Finally, a Tweet expressed it all
Published 12:00 pm Wednesday, April 13, 2016
By Sid Salter
For old-school newspaper opinion/editorial writers, Twitter has always seemed anathema to what we tried to spend our careers doing — challenging people to talk and think about the important public policy debates that confronted us as citizens.
In the absence of topics that lent themselves to that sort of political or social analysis, newspaper columns can also be a source of humor or reflection or grief or celebration. Once in a while, such writing can produce moments, glimpses of illumination.
Over the years, the column formats got shorter and briefer and more restricted by the collapse or available space or “news hole” in the newspapers. When I started writing newspaper columns more than 35 years ago, an average column would be around 850 words. Now, the space available in some newspaper will accommodate 575.
The other technological and social changes that impacted the old-school op/ed writers was the birth of the Internet and the evolution of social media in an ever-changing number of social media platforms. Now, everyone has a forum to express their opinions and those expressions are virtually instantaneous.
When I first came to Twitter, I found the notion of writing anything meaningful or impactful in 140 characters or less to be what I first thought would be a perpetual exercise in futility. After decades of writing longer-form analyses of public policy and the detailed play-by-play of Mississippi’s always entertaining political arenas, I remember telling a friend: “Say something in 140 characters? Heck, it takes me more words than that to clear my throat.”
But I have come to understand that as one who taught journalism at Ole Miss in the 1990s and at Mississippi State University in the last several years, the exercise of having students accustomed to the forced brevity of Twitter in writing newspaper stories and op/ed material is an invaluable tool.
Tight writing is good writing. The ability of writers to express complex, nuanced ideas using an economy of words is a skill tailor-made for modern communications and in a society that too often literally worships time, it’s a real requirement for success.
But I’ve never been particularly good at “Tweets” — not like Twitter masters like Jackson lawyer Will Bardwell. Will, an Ole Miss guy to the core, skewers my alma mater every chance he gets and generally keeps a running Twitter commentary during political or sporting events — and even when I don’t agree with some of his sentiments, Will usually cracks me up. Witty, smart, edgy and literate, Will can turn 140 characters into a powerful tool or even a weapon.
But last week, I finally composed a Tweet in which I actually took some pride as a writer. The Tweet expressed my personal opinion on a matter of public policy debate in the state I love.
The Tweet expressed my opinion in a manner more sure and certain than I could have done back in the late 1970s when I had 850 words to expend rather than a mere 140 characters.
Regarding House Bill 1523, I Tweeted: “Personal opinion: HB 1523 is a solution in search of a problem.

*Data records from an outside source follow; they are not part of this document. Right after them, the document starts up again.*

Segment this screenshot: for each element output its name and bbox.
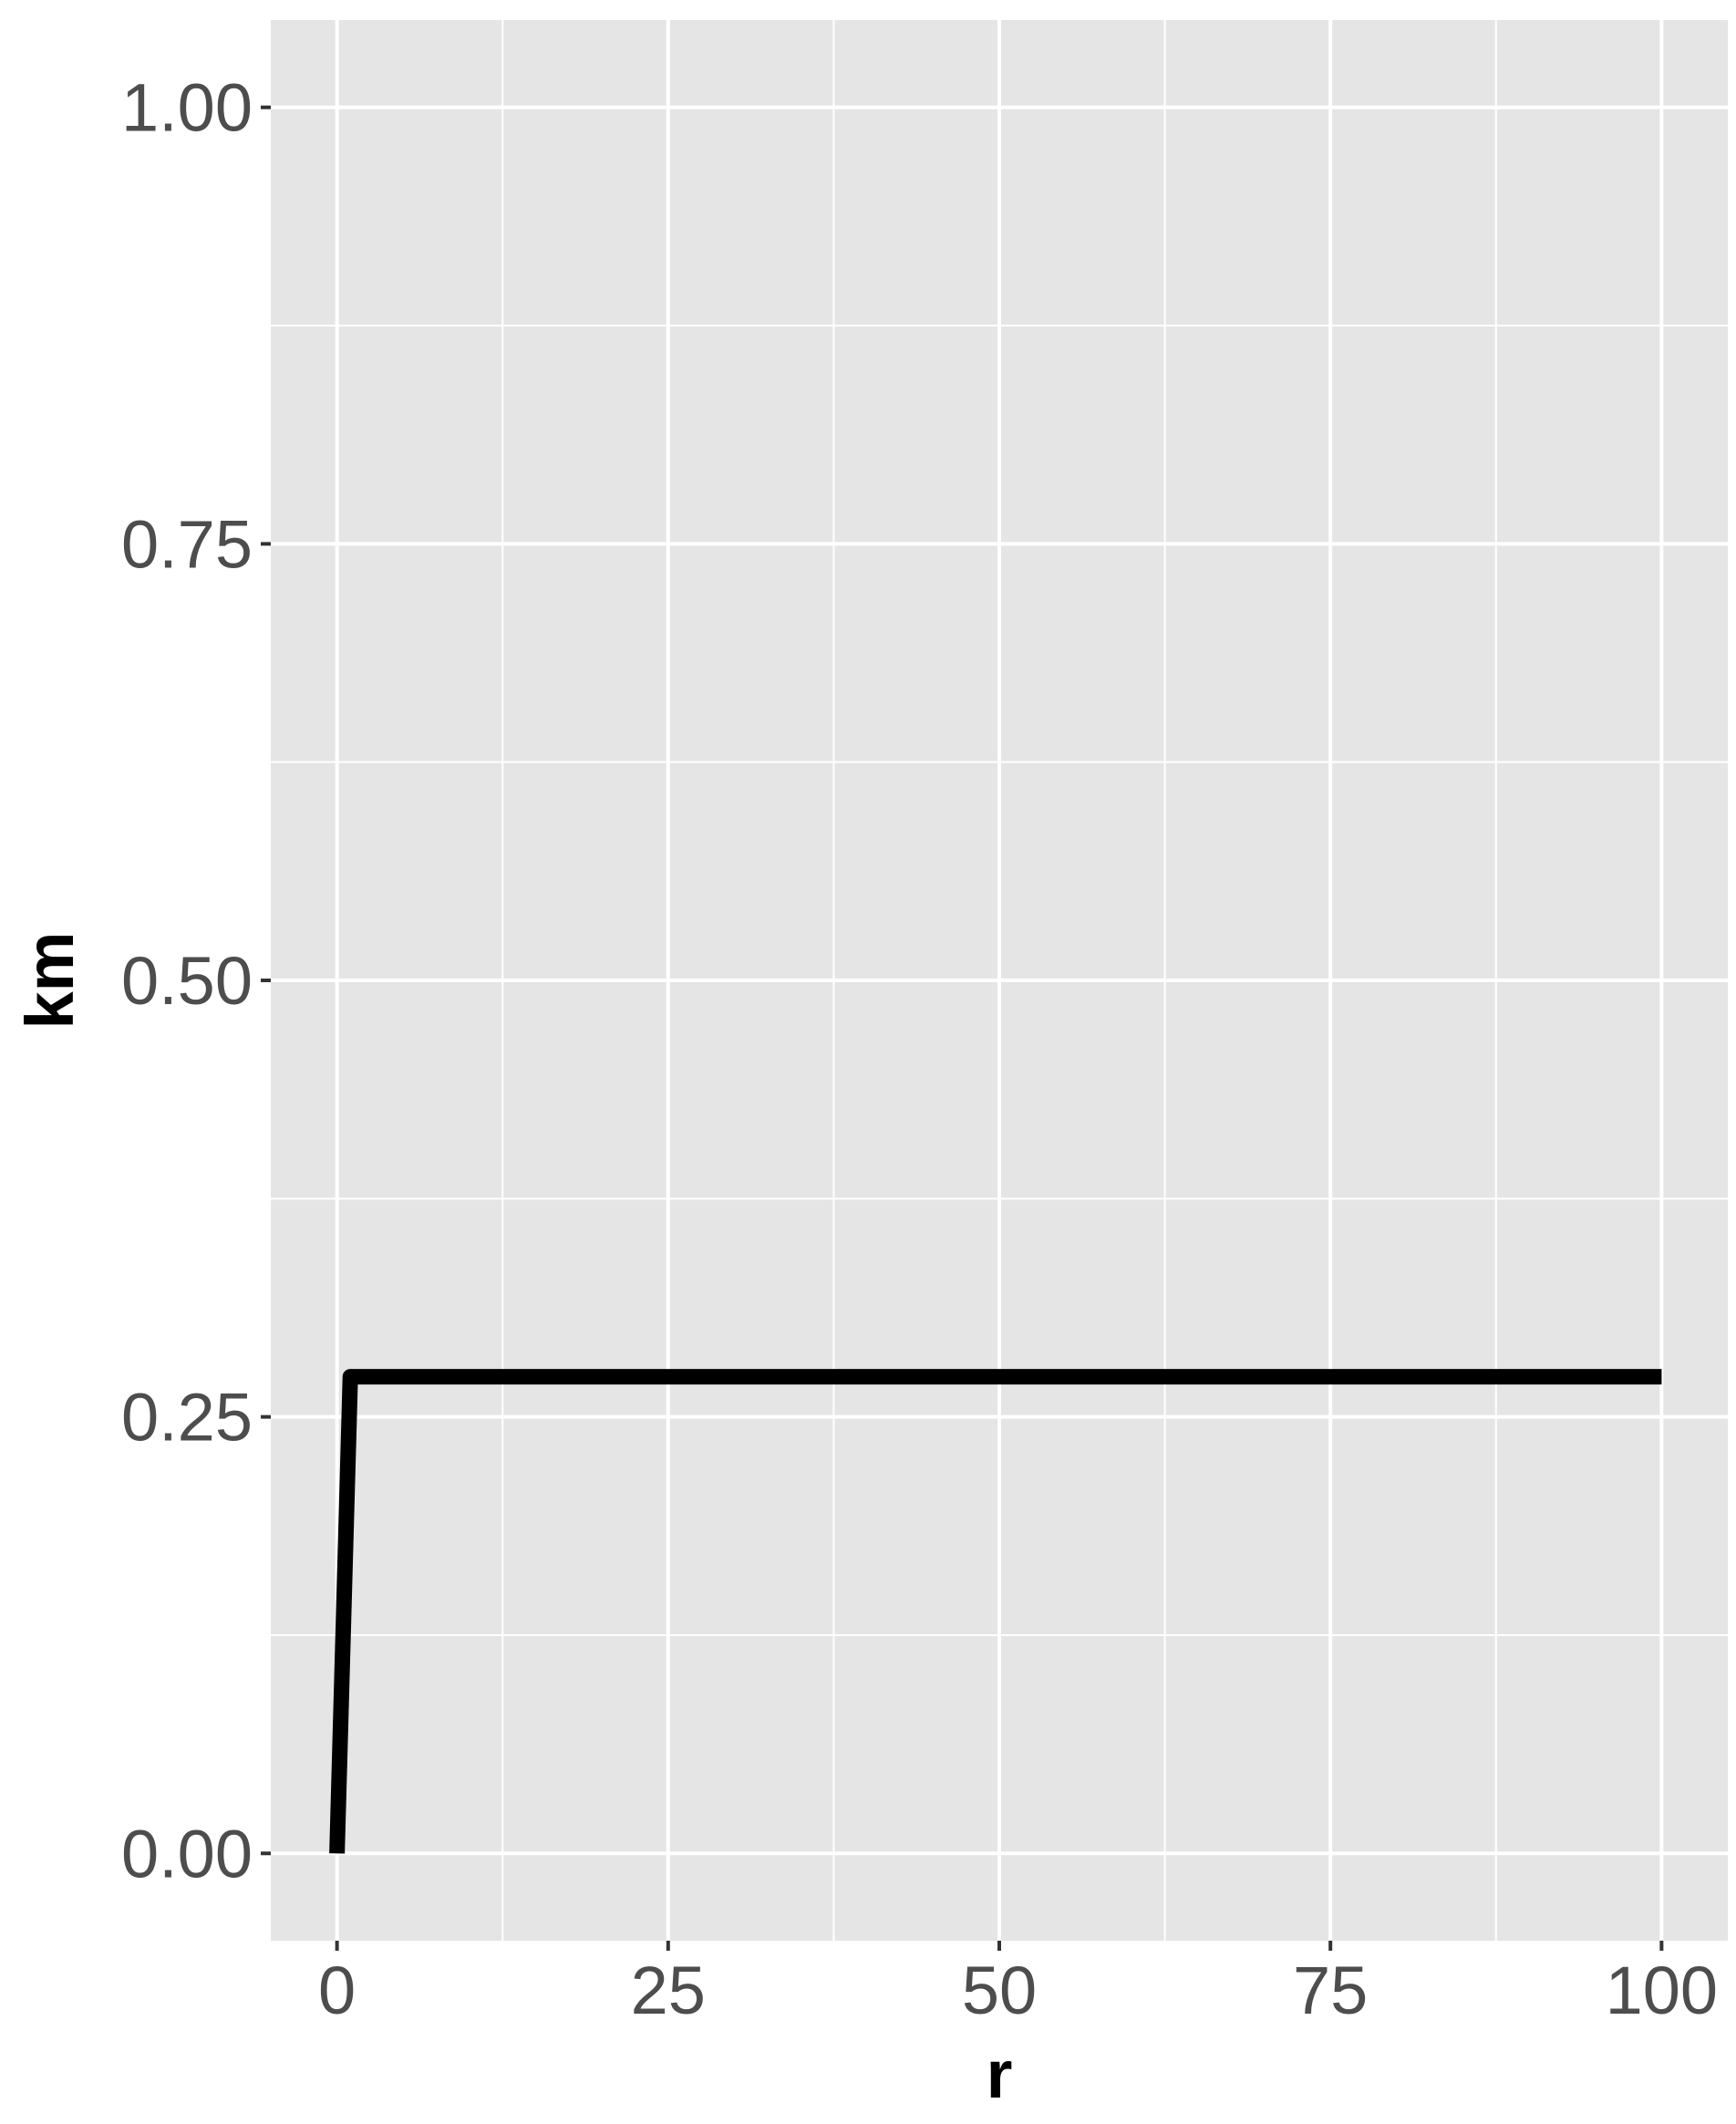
y-axis: 0.00 0.25 0.50 0.75 1.00 xyxy=(121,70,271,1891)
x-tick-label: 75 xyxy=(1293,1953,1368,2028)
y-tick-label: 1.00 xyxy=(121,70,253,146)
x-tick-label: 25 xyxy=(631,1953,706,2028)
grid-major xyxy=(271,20,1728,1941)
series-line-0 xyxy=(329,1369,1662,1854)
series-layer xyxy=(329,1369,1662,1854)
y-tick-label: 0.00 xyxy=(121,1816,253,1891)
x-axis: 0 25 50 75 100 xyxy=(318,1941,1718,2028)
x-axis-title: r xyxy=(987,2036,1013,2112)
x-tick-label: 0 xyxy=(318,1953,356,2028)
y-axis-title: km xyxy=(12,932,88,1030)
x-tick-label: 100 xyxy=(1606,1953,1718,2028)
x-tick-label: 50 xyxy=(962,1953,1037,2028)
y-tick-label: 0.50 xyxy=(121,943,253,1019)
y-tick-label: 0.75 xyxy=(121,506,253,582)
y-tick-label: 0.25 xyxy=(121,1380,253,1456)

Bad public policy. Unnecessary. Wrong. Mean-spirited. Unfair. Discriminatory.”
The reaction? Mixed bag. Some were offended, others were encouraging, but I think it got my feelings off my chest.
Watching the Democratic and Republican presidential primaries and the absolute orgy of anger and irrational behavior conducted in the name of “liberty” and “freedom” it has became obvious to me that the days of disagreeing agreeably over politics in America are approaching what is perhaps a permanent sunset.
As the HB 1523 debate continues to rage, it remains important to keep our eyes on the fact that our nation was founded by people seeking freedom of religion and freedom from religion. The separation of church and state is supposed to be a door that swings both ways, not in one direction only.
Those concepts, those principles, are not partisan. Or at least, they should not be.